Dans un Prince, il s’agit en fait de deux jeunes adoptées, l’un d’eux, Pierre-Joseph qui a 16 ans, intègre un Centre de Formation et d’Apprentissage pour devenir jardinier. Il y rencontre Françoise Brown la directrice, qui le prend sous son aile et lui parle de son fils adopté, Kutta, absent dans toute la première partie du film, puis Alberto son professeur de botanique et Adrien son employeur. Alberto et Adrien tiennent un rôle déterminant dans son apprentissage et dans sa vie. Ces derniers vont à la fois initier le jeune homme à la sensibilité de la terre et à la sexualité.
Le récit de Pierre Creton — récit d’une vie puisqu’il va de l’adolescence jusqu’à l’âge mur — s’inspire de son expérience personnelle et du rapport à la nature et aux hommes qui l’entourent. Quant au fils adoptif de Françoise Brown, Kutta, dont Pierre-Joseph a souvent entendu parler sans jamais le rencontrer, il va surgir dans sa vie bien des années plus tard. Le passage du jeune homme à l’âge adulte est une trouvaille-ellipse très jolie de son image se fondant dans un lit de feuilles. Pour l’apparition de Kutta, devenu propriétaire d’un château étrange, elle s’exprime à travers une représentation mystique et sexuelle, Kali.
Un Prince de Pierre Creton est un film surprenant et original, au cinéma le 18 octobre.
Le film a été présenté dans l’émission Contrebandes de Radio Libertaire en date du 7 octobre.

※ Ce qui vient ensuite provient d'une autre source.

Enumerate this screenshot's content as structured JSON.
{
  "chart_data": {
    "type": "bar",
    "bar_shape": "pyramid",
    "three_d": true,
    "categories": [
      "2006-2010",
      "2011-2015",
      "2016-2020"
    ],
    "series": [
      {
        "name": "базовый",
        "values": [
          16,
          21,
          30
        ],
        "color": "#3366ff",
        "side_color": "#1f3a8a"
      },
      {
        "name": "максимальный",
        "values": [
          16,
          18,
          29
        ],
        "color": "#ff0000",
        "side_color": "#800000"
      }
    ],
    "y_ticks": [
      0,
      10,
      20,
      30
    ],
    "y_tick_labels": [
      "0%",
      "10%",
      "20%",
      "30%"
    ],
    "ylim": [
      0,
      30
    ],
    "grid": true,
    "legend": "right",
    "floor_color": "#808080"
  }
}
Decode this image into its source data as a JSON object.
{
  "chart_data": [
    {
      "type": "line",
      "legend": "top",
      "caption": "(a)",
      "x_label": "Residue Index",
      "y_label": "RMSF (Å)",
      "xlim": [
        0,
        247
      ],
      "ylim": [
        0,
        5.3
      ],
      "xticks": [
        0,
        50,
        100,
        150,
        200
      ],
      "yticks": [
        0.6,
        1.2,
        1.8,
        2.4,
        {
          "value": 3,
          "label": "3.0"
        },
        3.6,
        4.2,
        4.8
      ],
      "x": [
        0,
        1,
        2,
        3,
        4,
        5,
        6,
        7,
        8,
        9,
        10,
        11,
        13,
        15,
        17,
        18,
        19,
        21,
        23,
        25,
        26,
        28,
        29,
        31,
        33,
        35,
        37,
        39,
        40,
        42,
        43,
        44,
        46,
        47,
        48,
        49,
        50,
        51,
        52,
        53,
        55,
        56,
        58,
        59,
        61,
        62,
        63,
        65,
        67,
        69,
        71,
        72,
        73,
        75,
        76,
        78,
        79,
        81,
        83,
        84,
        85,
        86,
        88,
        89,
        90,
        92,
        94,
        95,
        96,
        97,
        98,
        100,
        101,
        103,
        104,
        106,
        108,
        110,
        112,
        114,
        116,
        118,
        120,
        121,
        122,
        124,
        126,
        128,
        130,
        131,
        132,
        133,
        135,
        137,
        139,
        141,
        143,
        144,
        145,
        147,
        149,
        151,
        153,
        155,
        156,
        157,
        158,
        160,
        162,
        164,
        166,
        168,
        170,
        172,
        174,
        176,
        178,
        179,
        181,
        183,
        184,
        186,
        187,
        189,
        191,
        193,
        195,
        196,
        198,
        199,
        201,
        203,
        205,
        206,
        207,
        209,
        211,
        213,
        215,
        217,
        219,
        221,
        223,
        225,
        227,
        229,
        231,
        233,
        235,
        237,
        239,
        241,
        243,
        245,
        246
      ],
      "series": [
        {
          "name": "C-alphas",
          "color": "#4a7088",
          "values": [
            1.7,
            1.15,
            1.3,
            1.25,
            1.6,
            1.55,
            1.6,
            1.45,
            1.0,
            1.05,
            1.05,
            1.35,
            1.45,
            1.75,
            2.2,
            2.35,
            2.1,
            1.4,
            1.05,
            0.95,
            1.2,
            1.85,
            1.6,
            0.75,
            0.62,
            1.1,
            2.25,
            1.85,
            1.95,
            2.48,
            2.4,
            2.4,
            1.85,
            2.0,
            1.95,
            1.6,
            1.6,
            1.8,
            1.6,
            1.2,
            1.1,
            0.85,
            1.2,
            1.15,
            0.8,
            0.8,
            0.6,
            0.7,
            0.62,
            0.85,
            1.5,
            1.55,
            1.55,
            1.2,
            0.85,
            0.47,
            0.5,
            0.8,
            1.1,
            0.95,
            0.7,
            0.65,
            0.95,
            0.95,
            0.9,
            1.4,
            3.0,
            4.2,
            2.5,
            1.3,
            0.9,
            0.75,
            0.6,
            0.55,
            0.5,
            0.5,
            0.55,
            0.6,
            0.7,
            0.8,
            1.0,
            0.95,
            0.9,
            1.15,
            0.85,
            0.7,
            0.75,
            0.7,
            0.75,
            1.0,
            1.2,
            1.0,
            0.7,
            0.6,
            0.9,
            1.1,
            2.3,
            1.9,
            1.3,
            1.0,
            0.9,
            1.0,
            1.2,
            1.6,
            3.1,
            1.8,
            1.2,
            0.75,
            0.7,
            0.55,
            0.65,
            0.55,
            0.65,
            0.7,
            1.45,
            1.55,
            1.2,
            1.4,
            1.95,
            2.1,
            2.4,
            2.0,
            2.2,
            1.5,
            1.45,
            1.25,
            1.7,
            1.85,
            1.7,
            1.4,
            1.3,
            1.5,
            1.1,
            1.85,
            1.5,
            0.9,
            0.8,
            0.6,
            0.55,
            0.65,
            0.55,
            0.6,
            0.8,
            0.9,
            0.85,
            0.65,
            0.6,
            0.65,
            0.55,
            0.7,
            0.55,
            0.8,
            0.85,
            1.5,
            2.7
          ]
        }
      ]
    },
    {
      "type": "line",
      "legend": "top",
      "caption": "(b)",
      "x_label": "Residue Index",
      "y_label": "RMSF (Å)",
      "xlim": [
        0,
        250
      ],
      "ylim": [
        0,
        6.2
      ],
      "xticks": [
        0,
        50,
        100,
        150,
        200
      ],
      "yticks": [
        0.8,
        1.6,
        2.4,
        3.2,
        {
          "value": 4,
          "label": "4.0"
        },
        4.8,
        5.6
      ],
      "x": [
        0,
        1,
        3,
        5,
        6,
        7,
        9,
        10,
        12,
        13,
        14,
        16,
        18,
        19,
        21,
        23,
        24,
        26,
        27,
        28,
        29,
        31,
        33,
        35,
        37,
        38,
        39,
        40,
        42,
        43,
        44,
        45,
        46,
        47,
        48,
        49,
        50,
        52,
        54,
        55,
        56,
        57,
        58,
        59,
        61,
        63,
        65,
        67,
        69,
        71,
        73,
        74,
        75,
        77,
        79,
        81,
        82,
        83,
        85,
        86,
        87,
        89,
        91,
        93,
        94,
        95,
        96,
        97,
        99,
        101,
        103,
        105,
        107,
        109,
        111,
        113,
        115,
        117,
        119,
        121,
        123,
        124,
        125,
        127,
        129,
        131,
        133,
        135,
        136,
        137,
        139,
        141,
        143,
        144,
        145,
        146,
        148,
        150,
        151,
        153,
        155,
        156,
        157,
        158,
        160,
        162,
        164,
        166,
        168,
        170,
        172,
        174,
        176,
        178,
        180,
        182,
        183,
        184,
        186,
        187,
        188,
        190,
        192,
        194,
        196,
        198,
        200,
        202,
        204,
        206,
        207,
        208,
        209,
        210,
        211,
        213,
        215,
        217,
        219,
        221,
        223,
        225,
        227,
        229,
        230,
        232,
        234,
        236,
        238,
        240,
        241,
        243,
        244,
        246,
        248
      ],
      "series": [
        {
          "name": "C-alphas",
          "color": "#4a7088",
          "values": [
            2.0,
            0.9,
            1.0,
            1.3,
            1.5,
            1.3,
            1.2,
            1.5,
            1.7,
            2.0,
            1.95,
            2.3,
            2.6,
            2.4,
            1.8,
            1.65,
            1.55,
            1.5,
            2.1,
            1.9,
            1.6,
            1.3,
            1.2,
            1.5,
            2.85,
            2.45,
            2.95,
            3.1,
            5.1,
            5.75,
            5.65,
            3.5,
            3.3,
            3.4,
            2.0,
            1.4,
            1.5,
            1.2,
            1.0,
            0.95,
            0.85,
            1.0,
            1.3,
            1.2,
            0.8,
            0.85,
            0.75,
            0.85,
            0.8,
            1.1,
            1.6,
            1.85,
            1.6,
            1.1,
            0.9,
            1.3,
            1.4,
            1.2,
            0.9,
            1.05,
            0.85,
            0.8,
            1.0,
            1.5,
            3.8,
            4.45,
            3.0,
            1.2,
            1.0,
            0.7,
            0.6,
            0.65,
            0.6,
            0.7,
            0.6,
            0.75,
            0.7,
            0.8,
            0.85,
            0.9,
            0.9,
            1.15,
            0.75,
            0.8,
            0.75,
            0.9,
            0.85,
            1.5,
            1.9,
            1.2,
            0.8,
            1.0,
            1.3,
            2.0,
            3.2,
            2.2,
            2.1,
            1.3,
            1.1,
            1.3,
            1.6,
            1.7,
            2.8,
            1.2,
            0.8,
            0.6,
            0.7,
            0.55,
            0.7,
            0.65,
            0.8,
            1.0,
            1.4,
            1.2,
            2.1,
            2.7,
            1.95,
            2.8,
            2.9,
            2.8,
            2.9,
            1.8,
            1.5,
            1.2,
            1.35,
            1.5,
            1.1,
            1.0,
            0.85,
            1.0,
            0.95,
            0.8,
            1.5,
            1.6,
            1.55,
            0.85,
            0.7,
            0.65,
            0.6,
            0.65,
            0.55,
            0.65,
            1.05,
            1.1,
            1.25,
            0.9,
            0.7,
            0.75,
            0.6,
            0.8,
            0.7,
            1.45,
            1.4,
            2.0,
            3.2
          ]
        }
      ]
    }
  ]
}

Je n’ai rien à perdre que mes chaînes
Mollie Steimer (éditions Nada)

Après la Petite histoire de l’anarchisme de Marianne Enckell, les textes inédits en français de Mollie Steimer viennent compléter la collection des éditions. Mollie Steimer (1897-1980) est une militante anarchiste internationaliste, condamnée par la démocratie états-unienne, emprisonnée par les Soviétiques, menacée par le nazisme et pourchassée par Vichy, elle a mené toute sa vie un combat contre tous les systèmes autoritaires.
Elle notamment déclaré : « Par anarchisme, j’entends un nouvel ordre social dans lequel aucun groupe ne pourra en gouverner un autre. La liberté individuelle prévaudra. Chacun [chacune] produira selon ses moyens et recevra selon ses soins. Je consacrerai toute mon énergie à voir cet idéal se réaliser et, si nécessaire, je donnerai ma vie. »
Je n’ai rien à perdre que mes chaînes de Mollie Steimer (éditions Nada)

Musiques : Compagnie Jolie Môme, Hymne des femmes. River dog, Une longue année. Étienne Daho, Un bel été. Limananas. Tony Hymas, Bleak Bleak.

Tony Hymas, nous l’écoutons souvent dans les chroniques et voici la sortie chez Nato de 2 CD : Le premier Flying Fortress et le second Back To the Fortress (hiver 1987-1988).